Sister Theodora's account of the first holiday decorations at Saint Marys. “I don’t know what possessed me,” Sister Theodora wrote many years later. “At that time, there was nothing in the way of ready-made Christmas decorations in stores ... I just went ahead and got some crepe paper – red, green and white, and some tinsel. I cut long strips of crepe paper and crimped it at the edges and used some tinsel with it for the front doors and window curtains. It looked so beautiful, especially in the alcove near the front office, leading to the new addition. The whole alcove, draped with silver tinsel, glowed beautifully, especially at night. Sister Joseph and the older sisters smiled as they looked at the decorations and admired them. Dr. W.J. Mayo and Dr. C.H. Mayo enjoyed them, too.”

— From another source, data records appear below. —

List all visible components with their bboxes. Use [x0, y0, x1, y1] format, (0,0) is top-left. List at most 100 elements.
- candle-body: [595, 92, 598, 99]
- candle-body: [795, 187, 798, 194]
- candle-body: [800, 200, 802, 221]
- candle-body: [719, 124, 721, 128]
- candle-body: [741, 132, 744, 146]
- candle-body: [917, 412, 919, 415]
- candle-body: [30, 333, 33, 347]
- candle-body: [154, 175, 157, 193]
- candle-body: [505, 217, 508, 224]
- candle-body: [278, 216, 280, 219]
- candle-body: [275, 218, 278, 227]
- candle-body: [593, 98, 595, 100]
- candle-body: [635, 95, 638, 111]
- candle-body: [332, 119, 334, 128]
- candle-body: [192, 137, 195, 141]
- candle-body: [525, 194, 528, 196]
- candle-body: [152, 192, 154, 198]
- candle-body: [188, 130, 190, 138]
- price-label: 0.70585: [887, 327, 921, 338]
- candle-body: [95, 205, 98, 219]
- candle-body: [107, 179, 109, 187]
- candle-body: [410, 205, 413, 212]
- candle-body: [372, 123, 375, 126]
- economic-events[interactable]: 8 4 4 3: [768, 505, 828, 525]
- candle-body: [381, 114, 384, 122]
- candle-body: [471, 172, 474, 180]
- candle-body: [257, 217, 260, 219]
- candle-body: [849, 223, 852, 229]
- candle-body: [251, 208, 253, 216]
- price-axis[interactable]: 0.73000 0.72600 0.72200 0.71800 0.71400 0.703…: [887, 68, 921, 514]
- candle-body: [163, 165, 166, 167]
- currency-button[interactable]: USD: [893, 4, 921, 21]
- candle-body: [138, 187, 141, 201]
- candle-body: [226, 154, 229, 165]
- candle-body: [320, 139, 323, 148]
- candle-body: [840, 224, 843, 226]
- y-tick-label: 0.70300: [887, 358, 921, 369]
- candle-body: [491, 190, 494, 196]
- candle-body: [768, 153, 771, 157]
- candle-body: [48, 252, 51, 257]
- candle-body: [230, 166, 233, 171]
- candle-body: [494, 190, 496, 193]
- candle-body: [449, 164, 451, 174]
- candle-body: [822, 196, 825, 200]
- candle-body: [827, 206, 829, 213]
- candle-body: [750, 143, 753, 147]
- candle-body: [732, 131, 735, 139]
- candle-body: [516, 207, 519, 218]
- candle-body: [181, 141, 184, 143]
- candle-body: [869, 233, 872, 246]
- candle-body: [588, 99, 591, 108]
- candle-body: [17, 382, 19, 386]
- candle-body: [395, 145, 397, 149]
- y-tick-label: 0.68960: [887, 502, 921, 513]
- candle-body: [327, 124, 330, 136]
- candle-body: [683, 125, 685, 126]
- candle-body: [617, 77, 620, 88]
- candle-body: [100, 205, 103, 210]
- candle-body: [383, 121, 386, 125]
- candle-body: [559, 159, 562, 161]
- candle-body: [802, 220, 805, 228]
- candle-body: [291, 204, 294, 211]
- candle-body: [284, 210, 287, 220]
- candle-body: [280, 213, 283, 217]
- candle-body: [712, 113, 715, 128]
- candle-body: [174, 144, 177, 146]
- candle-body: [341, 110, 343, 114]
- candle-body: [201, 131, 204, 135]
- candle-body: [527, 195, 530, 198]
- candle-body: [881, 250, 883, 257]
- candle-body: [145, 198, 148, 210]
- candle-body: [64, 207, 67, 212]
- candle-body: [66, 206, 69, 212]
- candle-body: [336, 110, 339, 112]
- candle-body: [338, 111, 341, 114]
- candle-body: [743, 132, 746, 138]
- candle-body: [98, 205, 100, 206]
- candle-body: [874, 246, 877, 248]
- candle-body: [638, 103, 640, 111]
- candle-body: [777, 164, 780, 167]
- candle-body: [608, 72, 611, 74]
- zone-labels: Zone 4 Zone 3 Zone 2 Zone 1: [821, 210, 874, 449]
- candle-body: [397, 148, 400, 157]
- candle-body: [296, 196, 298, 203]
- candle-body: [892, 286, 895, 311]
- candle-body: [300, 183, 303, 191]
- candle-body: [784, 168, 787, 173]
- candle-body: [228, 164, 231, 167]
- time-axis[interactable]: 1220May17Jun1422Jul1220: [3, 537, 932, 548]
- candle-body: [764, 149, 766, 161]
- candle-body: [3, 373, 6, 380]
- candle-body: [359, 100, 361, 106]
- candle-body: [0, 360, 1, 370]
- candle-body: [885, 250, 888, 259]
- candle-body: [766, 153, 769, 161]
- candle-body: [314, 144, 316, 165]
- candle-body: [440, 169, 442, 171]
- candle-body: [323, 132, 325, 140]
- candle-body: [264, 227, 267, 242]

That admiration may have been infectious (but not in a universal precautions sort of way). Sister Theodora continued her recollection, saying: “A merchant whose name I don’t want to mention – he was from Minneapolis and had his wife here as a patient at the hospital. He closely observed our decorations and studied how they were made; but he said not a word. The following Christmas he put up similar decorations at his store. It was so attractive that people came from all over the city to see the store.” The next year other stores in the Twin Towns followed his lead. Perhaps coincidentally, she notes, “From there the custom of Christmas decorations spread around the country.”